16; Plan

600 80 11
                                    

"Ya ampun, Achel ... kenapa duduk di situ? Itu 'kan kotor, Chel," tanya Brian setengah memperingati si adik lantaran kedapatan duduk di sisi genangan air bekas hujan—di belakang rumah sembari memainkan bebek karetnya. Pantas saja sejak tadi dipanggil tak juga menyahut, ternyata ia sedang asyik main sendiri.

"Wek, wek." Achel memasukkan bebeknya ke dalam air lantas mengeluarkannya lagi; berulang kali.

"Achel gak boleh ngubek-ngubek comberan, ayok bangun," titah si kakak kemudian. Tapi tak digubris sama sekali, dan si bungsu masih asyik dengan mainannya.

"Achel," panggilnya lagi. Tapi masihlah tetap sama, tak ada reaksi apapun dari si empunya nama. Hingga Brian berjongkok dan mendekatkan bibirnya ke sisi telinga Marcel, berbisik pelan, "Byan punya jelly."

"Hng?" Adiknya menoleh seketika.

Berhasil! pekik Brian dalam hati. Senyumnya mengembang menampilkan lesung pipi yang manis disusul anggukan kepala lanjut bertanya, "Achel mau jelly 'kan?"

"Ma-mau ...." Marcel langsung berseru seraya melompat dari tempatnya duduknya.

"Ya udah, kalo gitu sekarang Achel mandi ya. Udah mau malem juga 'kan. Kalo Achel duduk terus di sini, nanti ada hantu yang ikut nemenin Achel, lho," bual sang kakak, mencoba menakuti Marcel ia lanjut bertanya, "Achel mau ditemenin sama hantu?"

"Hi ... ma-mau enggak!" Marcel menggeleng ribut mendengarnya. "A-Achel ... mbe-bebet man-mandi mau," cicitnya kemudian mana kala si kakak mengajaknya berdiri dan memasuki rumah.

"Iya mandinya sama bebek." Brian mengangguk kemudian, paham benar dengan apa yang dimaksudkan si adik dari ucapannya.

Tapi saat ia hendak menutup pintu, manik ambernya tak sengaja melihat ke arah gerbang kecil di tembok pagar belakang rumahnya. Dalam hati ia menggumamkan kata syukur, untungnya ia tak pernah melepaskan gemboknya sebab mana tahu bila si bungsu akan kabur keluar sana.

***

"Wek, wek ... wush ...." Remaja manis itu kini sudah terduduk di dalam bathtub penuh air dan busa sabun, sementara kedua tangannya sibuk memainkan beberapa bebek karet dan juga mainan plastik lainnya. Di belakangnya ada sang kakak yang duduk di kursi kecil, di tepian bak mandi sembari terus menggosok punggungnya dengan sabun cair.

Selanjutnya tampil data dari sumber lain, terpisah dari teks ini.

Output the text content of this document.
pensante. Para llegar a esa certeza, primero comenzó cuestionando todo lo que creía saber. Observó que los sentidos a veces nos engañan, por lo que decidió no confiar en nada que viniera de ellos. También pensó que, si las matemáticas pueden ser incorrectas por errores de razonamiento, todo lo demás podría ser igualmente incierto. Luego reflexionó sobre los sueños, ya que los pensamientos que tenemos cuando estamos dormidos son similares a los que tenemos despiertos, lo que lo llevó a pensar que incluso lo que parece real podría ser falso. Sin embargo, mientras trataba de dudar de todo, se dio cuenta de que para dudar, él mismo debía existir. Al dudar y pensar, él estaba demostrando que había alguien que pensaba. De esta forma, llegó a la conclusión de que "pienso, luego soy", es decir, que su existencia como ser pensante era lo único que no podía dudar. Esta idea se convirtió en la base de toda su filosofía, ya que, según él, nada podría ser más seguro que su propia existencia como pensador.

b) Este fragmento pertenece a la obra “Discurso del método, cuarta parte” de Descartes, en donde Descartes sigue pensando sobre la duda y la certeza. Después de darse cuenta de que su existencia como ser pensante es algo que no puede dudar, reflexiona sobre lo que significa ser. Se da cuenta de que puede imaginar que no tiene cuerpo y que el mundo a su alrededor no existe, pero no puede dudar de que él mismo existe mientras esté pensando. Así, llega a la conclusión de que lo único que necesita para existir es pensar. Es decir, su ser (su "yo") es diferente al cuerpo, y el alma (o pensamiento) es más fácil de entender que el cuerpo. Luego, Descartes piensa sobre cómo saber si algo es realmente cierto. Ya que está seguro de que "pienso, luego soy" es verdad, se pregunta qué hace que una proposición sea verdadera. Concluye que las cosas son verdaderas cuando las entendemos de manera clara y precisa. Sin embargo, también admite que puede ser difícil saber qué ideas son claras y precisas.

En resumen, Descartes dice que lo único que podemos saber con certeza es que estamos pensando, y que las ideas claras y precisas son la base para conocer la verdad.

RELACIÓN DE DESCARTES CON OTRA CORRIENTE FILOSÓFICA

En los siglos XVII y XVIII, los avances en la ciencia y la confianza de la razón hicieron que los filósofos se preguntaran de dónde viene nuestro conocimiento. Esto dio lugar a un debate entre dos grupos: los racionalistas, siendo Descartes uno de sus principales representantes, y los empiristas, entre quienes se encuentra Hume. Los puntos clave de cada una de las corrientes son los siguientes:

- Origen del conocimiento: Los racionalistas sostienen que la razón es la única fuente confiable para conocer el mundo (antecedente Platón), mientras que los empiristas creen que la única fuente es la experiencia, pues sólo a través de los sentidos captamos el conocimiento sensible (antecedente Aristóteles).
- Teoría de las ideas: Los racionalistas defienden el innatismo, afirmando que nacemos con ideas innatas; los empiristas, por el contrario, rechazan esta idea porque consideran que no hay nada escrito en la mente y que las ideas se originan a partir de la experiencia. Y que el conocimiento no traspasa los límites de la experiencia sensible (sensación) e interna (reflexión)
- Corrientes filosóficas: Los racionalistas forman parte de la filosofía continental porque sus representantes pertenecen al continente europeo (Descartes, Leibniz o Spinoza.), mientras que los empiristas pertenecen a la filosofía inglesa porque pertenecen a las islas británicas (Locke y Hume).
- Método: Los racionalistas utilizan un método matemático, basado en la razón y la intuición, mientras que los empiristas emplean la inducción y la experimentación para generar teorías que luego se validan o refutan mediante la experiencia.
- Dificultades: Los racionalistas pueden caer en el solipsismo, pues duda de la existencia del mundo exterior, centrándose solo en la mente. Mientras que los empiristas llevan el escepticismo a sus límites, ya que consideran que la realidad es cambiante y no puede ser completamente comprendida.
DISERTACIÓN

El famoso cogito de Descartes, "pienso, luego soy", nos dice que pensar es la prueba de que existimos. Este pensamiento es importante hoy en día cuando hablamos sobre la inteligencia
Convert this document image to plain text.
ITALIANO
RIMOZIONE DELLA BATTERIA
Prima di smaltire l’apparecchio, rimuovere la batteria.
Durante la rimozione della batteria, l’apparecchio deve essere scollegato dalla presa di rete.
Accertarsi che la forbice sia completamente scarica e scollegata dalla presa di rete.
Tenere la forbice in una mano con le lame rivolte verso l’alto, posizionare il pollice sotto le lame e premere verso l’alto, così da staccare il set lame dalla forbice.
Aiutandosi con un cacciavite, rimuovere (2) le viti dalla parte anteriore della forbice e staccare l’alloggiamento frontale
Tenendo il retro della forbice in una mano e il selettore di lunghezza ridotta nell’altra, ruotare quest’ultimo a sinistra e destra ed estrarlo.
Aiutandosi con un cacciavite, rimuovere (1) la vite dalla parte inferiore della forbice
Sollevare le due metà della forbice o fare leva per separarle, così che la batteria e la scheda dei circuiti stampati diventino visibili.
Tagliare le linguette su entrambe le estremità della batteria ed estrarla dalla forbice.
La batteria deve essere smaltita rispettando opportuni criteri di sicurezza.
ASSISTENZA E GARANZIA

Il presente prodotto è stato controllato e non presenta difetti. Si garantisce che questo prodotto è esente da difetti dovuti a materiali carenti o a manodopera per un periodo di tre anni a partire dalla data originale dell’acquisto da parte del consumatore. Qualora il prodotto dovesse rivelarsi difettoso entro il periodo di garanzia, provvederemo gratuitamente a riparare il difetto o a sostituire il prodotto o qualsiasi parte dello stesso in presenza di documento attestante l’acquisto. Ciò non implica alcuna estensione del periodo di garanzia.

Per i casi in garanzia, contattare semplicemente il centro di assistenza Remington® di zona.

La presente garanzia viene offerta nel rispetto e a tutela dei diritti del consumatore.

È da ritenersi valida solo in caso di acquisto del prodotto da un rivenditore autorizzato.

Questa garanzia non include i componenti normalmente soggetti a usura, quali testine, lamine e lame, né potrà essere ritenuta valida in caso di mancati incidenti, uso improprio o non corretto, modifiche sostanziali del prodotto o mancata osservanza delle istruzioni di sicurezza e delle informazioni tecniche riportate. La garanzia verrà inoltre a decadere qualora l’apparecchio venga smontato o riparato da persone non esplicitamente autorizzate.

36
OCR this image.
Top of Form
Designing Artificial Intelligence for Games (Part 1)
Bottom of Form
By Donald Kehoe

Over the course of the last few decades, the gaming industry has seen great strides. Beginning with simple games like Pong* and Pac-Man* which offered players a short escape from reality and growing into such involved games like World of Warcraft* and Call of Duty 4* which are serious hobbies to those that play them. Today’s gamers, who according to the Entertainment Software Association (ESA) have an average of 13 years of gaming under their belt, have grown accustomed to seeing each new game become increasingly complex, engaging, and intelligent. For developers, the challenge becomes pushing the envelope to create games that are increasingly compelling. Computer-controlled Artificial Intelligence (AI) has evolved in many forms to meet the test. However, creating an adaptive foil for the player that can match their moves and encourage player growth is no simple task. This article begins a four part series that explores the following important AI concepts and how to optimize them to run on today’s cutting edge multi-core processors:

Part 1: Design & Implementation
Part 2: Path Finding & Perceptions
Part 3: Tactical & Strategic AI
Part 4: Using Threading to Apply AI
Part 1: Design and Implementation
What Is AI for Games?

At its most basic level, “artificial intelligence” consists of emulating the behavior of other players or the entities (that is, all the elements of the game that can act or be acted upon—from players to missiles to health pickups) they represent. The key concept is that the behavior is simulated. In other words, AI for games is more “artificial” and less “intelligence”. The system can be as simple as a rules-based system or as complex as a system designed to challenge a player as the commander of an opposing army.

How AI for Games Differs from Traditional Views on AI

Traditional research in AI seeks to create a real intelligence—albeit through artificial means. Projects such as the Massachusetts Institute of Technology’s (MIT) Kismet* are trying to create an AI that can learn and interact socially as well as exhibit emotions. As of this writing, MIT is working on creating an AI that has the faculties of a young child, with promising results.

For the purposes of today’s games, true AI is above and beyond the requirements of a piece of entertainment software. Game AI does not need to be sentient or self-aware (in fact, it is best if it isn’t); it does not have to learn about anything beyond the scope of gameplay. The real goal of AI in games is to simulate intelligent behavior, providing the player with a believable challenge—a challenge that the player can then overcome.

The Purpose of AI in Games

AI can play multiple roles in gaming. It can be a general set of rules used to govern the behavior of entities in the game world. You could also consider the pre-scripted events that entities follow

"Achel gak boleh kayak tadi lagi ya. Genangan air hujan itu kotor, banyak kumannya. Nanti Achel bisa sakit kalo ma—"

Ups, Brian segera menghentikan ucapannya. Nyaris saja ia berucap kata main pada si bungsu dan untungnya tak sampai terjadi. Sungguh, kata main adalah satu-satunya kata yang ada dalam daftar hitam otak Brian. Dan mengucapkannya pada Marcel adalah sesuatu yang amat terlarang untuk dikatakan.

"—gak boleh pokoknya," ucapnya, melanjutkan kalimat yang tadi sempat terputus.

"Hng?" tapi sepertinya Marcel tak begitu mendengar jelas apa yang dikatakan Brian barusan. Bahkan ia masih asyik dengan bebek karetnya saat ini.

"Udah, yuk. Dibilas dulu badannya," ajaknya kemudian sembari meraih lengan Marcel, mengajaknya keluar dari bathtub.

"Ma-mau engga ...," rengek si bungsu, enggan keluar dari zona nyamannya saat ini.

"Tapi Achel udah setengah jam lebih berendam di dalam air, nanti bisa masuk angin."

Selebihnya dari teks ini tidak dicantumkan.